Submitted to: Irrigation Science
Publication Type: Peer reviewed journal
Publication Acceptance Date: 6/13/2003
Publication Date: 8/14/2003
Citation: Hunsaker, D.J., Pinter Jr, P.J., Barnes, E.M., Kimball, B.A. 2003. Estimating cotton evapotranspiration crop coefficients with a multispectral vegetation index. Irrigation Science. 22:95-104 Interpretive Summary: Dependable estimates of the amount of water used in crop evapotranspiration (ET), which is the combined crop transpiration and evaporation from the soil, are needed for determining the proper timing and amounts for crop irrigations. Crop coefficient (Kc) curves have been developed for many different crops and are widely used in irrigation scheduling to estimate the daily ET use from planting through harvest. However, the Kc curves that are presently available are fairly generalized and often fail to give good estimates of the actual daily ET use, which can lead to improper irrigation scheduling and poor water management. For example, generalized Kc curves presently cannot be routinely used to account for crop ET changes caused by differences in crop development due to nutrient deficiencies or insect pressures. This study presents a method to estimate a Kc curve for cotton from remote sensing measurements of crop reflectances, which can indicate differences in crop development and can be routinely measured either on the ground, in the air, or by satellite. The Kc estimated from the crop reflectance is expected to provide an estimate of crop water use based on the actual crop condition.

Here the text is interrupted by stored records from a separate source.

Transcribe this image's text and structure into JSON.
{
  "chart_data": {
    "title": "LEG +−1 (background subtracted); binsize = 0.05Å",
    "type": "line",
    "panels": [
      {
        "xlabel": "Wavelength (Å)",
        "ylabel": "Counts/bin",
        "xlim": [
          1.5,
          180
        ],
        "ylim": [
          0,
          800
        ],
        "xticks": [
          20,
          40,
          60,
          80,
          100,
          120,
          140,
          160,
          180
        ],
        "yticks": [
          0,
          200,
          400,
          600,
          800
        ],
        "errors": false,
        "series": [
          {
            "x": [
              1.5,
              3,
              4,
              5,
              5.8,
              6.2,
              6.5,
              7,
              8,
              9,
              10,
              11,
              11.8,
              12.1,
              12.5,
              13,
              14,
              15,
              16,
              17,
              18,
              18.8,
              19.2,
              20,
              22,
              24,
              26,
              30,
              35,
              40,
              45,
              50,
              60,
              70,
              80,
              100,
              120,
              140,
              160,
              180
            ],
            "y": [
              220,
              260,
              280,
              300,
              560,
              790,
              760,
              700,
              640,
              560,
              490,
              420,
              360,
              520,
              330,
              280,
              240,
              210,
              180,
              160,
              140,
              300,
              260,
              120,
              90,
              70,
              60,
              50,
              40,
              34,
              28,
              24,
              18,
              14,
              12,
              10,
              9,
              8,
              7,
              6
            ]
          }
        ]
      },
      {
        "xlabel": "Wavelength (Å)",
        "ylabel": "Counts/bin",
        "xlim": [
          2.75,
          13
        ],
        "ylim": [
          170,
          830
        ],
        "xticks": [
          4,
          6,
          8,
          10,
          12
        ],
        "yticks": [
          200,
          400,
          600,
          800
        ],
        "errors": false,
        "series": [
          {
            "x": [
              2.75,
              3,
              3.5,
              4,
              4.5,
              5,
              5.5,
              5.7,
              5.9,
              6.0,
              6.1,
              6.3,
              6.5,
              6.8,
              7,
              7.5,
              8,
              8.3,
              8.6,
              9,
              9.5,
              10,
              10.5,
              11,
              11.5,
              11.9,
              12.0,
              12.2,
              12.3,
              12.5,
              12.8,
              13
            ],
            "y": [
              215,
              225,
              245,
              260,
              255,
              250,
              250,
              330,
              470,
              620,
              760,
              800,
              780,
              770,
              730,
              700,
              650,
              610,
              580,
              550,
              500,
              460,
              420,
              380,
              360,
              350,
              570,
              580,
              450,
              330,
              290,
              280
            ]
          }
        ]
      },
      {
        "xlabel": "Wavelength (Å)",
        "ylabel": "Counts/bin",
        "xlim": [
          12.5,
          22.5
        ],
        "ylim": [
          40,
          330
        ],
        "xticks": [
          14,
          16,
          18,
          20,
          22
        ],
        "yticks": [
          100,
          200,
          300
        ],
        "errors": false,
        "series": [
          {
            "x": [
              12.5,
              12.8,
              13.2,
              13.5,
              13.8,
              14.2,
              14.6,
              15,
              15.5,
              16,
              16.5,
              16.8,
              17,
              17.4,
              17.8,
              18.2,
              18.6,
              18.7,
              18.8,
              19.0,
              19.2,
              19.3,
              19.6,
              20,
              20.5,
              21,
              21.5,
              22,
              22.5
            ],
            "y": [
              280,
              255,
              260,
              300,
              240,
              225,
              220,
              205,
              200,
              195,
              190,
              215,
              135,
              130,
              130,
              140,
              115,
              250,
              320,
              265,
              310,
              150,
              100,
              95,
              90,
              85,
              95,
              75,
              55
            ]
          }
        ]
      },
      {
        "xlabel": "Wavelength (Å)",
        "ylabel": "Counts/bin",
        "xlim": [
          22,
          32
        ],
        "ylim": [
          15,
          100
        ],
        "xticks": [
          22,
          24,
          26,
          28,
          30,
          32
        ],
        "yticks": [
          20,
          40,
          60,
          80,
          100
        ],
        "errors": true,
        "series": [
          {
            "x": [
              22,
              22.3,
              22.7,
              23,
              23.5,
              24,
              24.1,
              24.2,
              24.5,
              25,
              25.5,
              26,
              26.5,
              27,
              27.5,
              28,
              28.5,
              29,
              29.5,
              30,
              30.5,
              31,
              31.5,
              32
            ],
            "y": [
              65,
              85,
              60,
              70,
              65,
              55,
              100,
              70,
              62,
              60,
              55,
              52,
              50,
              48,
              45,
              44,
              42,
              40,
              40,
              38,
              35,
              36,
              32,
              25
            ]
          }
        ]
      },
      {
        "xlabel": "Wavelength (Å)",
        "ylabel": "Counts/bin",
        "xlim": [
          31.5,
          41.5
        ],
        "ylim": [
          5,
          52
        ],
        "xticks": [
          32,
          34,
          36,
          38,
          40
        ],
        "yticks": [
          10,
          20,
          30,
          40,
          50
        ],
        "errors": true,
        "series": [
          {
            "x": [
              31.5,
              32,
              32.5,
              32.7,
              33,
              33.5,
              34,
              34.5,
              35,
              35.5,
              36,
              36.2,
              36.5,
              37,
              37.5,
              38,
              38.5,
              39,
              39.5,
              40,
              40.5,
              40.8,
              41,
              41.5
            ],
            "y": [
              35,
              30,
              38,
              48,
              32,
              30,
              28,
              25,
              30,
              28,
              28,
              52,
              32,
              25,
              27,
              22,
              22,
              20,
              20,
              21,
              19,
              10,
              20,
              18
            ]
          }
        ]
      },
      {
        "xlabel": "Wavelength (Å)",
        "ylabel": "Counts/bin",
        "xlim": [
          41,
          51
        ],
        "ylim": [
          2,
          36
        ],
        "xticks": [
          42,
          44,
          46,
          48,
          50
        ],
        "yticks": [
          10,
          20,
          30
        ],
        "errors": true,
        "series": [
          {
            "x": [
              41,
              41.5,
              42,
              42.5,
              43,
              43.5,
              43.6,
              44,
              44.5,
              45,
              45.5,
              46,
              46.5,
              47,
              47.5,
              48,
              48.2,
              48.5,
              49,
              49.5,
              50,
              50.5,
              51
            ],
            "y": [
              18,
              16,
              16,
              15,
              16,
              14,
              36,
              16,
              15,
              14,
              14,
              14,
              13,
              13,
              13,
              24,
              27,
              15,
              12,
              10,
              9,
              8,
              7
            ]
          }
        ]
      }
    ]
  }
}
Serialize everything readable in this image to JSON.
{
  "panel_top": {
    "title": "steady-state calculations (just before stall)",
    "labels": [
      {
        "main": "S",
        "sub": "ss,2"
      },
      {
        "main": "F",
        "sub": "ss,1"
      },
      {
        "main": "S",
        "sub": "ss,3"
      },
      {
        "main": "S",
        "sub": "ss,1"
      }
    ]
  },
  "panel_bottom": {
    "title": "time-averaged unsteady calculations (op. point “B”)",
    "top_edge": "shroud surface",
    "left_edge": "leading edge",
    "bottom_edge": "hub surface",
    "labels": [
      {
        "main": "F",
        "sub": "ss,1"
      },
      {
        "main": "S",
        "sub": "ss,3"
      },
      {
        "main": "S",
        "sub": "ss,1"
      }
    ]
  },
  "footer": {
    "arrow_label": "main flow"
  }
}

This technique potentially offers cotton farmers, irrigation consultants, and government agencies a means to realistically determine daily ET occurring within a cotton field.
Technical Abstract: Crop coefficients are a widely used and universally accepted method for estimating the crop evapotranspiration (ETc) component in irrigation scheduling programs. However, uncertainties of generalized basal crop coefficient (Kcb) curves can contribute to ETc estimates that are substantially different from actual ETc. Limited research with corn has shown improvements to irrigation scheduling due to better water use estimation and more appropriate timing of irrigations when Kcb estimates derived from remotely-sensed multispectral vegetation indices (VIs) were incorporated with irrigation scheduling algorithms. The purpose of this article was to develop and evaluate Kcb estimation based on observations of the normalized-difference vegetation index (NDVI) for a full-season cotton grown in the desert southwestern U.S. The Kcb data used in developing the relationship with NDVI were derived from back-calculations of the FAO-56 dual crop coefficient procedures using field data obtained during two cotton experiments conducted during 1990 and 1991 at a site in central Arizona. The estimation model consisted of two regression relations: a linear function of Kcb versus NDVI (r2 = 0.97, n = 68) used to estimate Kcb from early vegetative growth to effective full cover, and a multiple regression of Kcb as a function of NDVI and cumulative growing-degree-days (GDD) [r2 = 0.82, n = 64] used to estimate Kcb after effective full cover was attained. The NDVI for cotton at effective full cover was 0.80; this value was used to mark the point at which the model transferred from the linear to the multiple regression function. An initial evaluation of the performance of the model was made by incorporating Kcb estimates, based on NDVI measurements and the developed regression functions, within the FAO-56 dual procedures and comparing the estimated ETc with field observations from two cotton plots collected during an experiment in central Arizona in 1998. Preliminary results indicate that the ETc based on the NDVI-Kcb model provided close estimates of actual ETc.